After she lost her toddler son, Janet McGee thought her family was alone.

Her 22-month-old, Ted, died in 2016 after an Ikea dresser tipped over on him. McGee soon learned that hundreds of children have been killed in similar incidents, and thousands more are injured every year. What's more, the safety standards for dressers like the one that fell on her son weren't mandatory.

"As parents, we worry about many things," said McGee, an Eagan resident who founded the national coalition Parents Against Tip-Overs, during a news conference at Children's Minnesota on Monday. "But furniture falling on our children shouldn't be one of them."

McGee and other parents who've lost children to tip-overs may soon see widespread change. Nearly six years after it was first introduced, the federal STURDY Act — which stands for Stop Tip-overs of Unstable, Risky Dressers on Youth — is expected to move forward this year.

"One of the ways that we make sure that we never forget Teddy is by making sure that the same thing doesn't happen to other kids," said U.S. Sen. Amy Klobuchar, who co-sponsored the bipartisan measure.
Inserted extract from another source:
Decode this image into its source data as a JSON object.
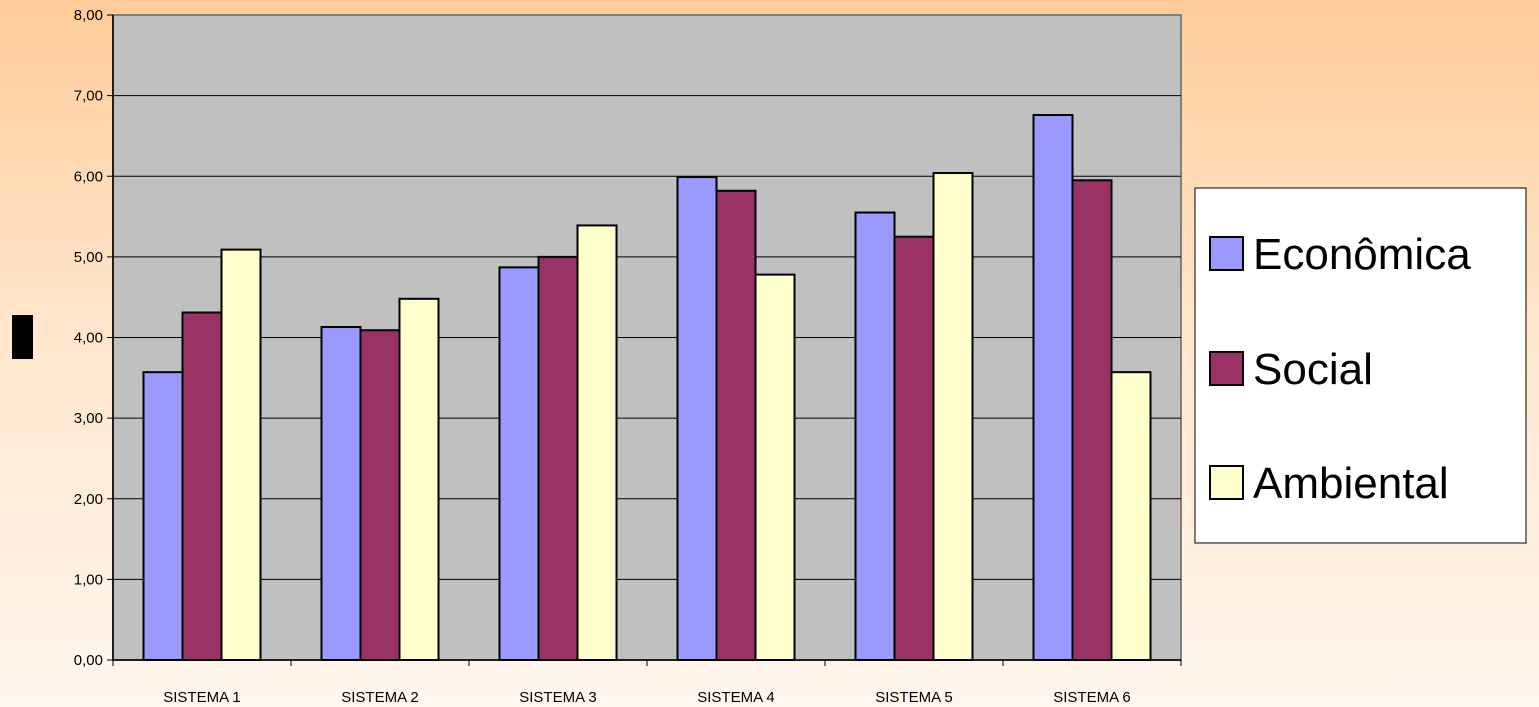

The Minnesota Democrat, who serves on the Senate commerce committee that will hear the STURDY Act, was among members of Congress who pushed for a sales ban and product recall after the Ikea Malm dresser resulted in multiple child deaths. The U.S. House passed the measure last year.

The recall of 29 million dressers — a number that Ikea later revised to about 17.3 million was the largest in U.S. history, and the McGees and two other families reached a $50 million settlement with Ikea in late 2016. But "there continue to be problems across the country," Klobuchar said.

The STURDY Act would require companies to test clothing storage units for safety and stability before selling them. Tests would simulate real scenarios, including placement on carpeted surfaces, multiple drawers being open at once, drawers having items in them and dynamic force by a child weighing up to 60 pounds.

"The STURDY Act is a piece of legislation that would require these gaps between real-world use and current testing to be accounted for and would finally make the safety standard mandatory," McGee said.

The legislation has garnered support from manufacturers and retailers including Ikea, Room & Board, Crate & Barrel and Williams-Sonoma, according to a news release.

Though there are precautions that families can take at home — including steps that McGee has worked with Children's to promote — the proposed legislation takes the burden off families, said Dr. Andrew Kiragu, a critical care physician at Children's Minnesota. Over the past decade, he said, 100 children have ended up at the Children's trauma center because of a furniture tip-over.

"In order for kids to grow, they have to explore their environment. Kids are meant to jump, climb, play," Kiragu said. "We should not stand by and allow potentially dangerous products to be available for sale."

Correction: An earlier version of this story has been updated to clarify that the Ikea recall was revised to about 17.3 million dressers.